Ancaman yang sangat Yasmin sekali, hingga Bulan hanya bisa menghela napas panjang, dan membawa langkahnya ke pinggir jalan. Dia melirik jam di pergelangan tangan sudah menunjukkan pukul tiga lebih dua puluh menit.

"Semoga nanti nggak kumat waktu ketemu mereka," gumamnya lagi. "Huh, aku lelah."

Setelah beberapa menit menunggu, akhirnya sebuah taksi terlihat dari sebelah kanan jalan. Akan tetapi, saat taksi itu melintas, Bulan malah urung melambaikan tangan. Matanya terpaku pada palang sebuah apotek di seberang jalan yang memang sering dia pandangi akhir-akhir ini sepulang bekerja. Tangannya terkepal erat, diikuti kepala yang perlahan menunduk, membawa pandangan mata pada perutnya yang rata.

***

"Kamu habis dari Mars?" tanya Yasmin saat Bulan tiba di restoran yang biasa mereka datangi.

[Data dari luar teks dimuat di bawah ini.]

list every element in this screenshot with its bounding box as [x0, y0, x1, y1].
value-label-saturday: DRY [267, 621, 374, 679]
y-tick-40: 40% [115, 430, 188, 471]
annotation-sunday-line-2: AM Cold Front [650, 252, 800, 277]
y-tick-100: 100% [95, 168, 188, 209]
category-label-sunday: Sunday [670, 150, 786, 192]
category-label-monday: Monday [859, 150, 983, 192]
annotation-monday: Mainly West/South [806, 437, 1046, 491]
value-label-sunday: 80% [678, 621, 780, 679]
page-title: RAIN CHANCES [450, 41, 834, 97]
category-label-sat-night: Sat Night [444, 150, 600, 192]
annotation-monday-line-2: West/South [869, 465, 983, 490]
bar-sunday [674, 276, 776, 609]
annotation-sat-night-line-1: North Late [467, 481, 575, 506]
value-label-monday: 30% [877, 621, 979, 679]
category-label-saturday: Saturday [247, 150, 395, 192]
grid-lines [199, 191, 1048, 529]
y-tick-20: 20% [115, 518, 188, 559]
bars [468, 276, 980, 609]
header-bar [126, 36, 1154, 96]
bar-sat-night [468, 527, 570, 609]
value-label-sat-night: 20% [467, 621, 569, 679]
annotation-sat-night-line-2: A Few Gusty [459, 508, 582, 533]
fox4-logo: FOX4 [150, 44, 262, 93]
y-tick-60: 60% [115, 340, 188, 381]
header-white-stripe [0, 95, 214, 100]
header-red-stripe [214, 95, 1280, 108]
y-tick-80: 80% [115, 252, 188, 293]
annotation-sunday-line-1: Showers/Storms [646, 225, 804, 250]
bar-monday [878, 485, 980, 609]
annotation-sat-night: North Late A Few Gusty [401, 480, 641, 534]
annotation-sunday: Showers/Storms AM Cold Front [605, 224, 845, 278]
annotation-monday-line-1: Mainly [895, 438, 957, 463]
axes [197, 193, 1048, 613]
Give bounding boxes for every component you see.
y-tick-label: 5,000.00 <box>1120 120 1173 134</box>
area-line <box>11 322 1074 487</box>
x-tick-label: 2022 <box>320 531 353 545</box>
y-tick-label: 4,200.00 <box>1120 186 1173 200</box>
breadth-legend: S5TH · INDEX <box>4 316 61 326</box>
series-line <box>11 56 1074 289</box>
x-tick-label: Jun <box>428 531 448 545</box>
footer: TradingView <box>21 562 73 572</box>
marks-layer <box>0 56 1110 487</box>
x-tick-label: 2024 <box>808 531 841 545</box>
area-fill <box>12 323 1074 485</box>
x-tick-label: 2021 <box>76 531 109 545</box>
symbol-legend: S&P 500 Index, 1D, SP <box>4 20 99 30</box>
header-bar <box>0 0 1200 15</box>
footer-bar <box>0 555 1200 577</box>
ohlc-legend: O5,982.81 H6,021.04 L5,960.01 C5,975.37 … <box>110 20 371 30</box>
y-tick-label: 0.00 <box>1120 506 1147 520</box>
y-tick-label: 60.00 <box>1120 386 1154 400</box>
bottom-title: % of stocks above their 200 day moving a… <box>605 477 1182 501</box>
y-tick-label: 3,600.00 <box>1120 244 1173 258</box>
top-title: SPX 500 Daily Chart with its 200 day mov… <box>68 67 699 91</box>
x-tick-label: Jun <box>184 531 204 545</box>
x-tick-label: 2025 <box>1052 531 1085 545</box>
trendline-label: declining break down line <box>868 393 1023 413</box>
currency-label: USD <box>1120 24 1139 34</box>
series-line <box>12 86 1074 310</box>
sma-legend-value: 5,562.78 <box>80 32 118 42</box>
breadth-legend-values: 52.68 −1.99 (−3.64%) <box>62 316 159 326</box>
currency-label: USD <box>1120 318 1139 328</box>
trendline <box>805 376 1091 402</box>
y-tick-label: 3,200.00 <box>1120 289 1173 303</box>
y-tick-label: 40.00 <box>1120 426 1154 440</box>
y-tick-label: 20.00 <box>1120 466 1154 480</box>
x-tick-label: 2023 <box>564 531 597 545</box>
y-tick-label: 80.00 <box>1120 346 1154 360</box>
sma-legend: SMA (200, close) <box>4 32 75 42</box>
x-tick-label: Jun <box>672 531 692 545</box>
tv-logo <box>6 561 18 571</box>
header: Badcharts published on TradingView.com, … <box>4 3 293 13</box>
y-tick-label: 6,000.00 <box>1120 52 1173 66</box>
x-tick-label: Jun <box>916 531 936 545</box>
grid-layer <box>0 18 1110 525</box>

"Bulan baru pulang kerja kali, Yas," sahut Embun.

Dia sebetulnya juga kesal karena dipaksa Yasmin datang, padahal masih sibuk dengan beberapa urusan di toko bunga yang dibuatkan suaminya. Ya, meski urusan itu juga bisa diambil alih pegawai toko.

Yasmin tidak mengatakan apa pun lagi. Dia hanya melipat lengan di depan perut, lalu memberi isyarat dengan matanya agar Bulan segera duduk.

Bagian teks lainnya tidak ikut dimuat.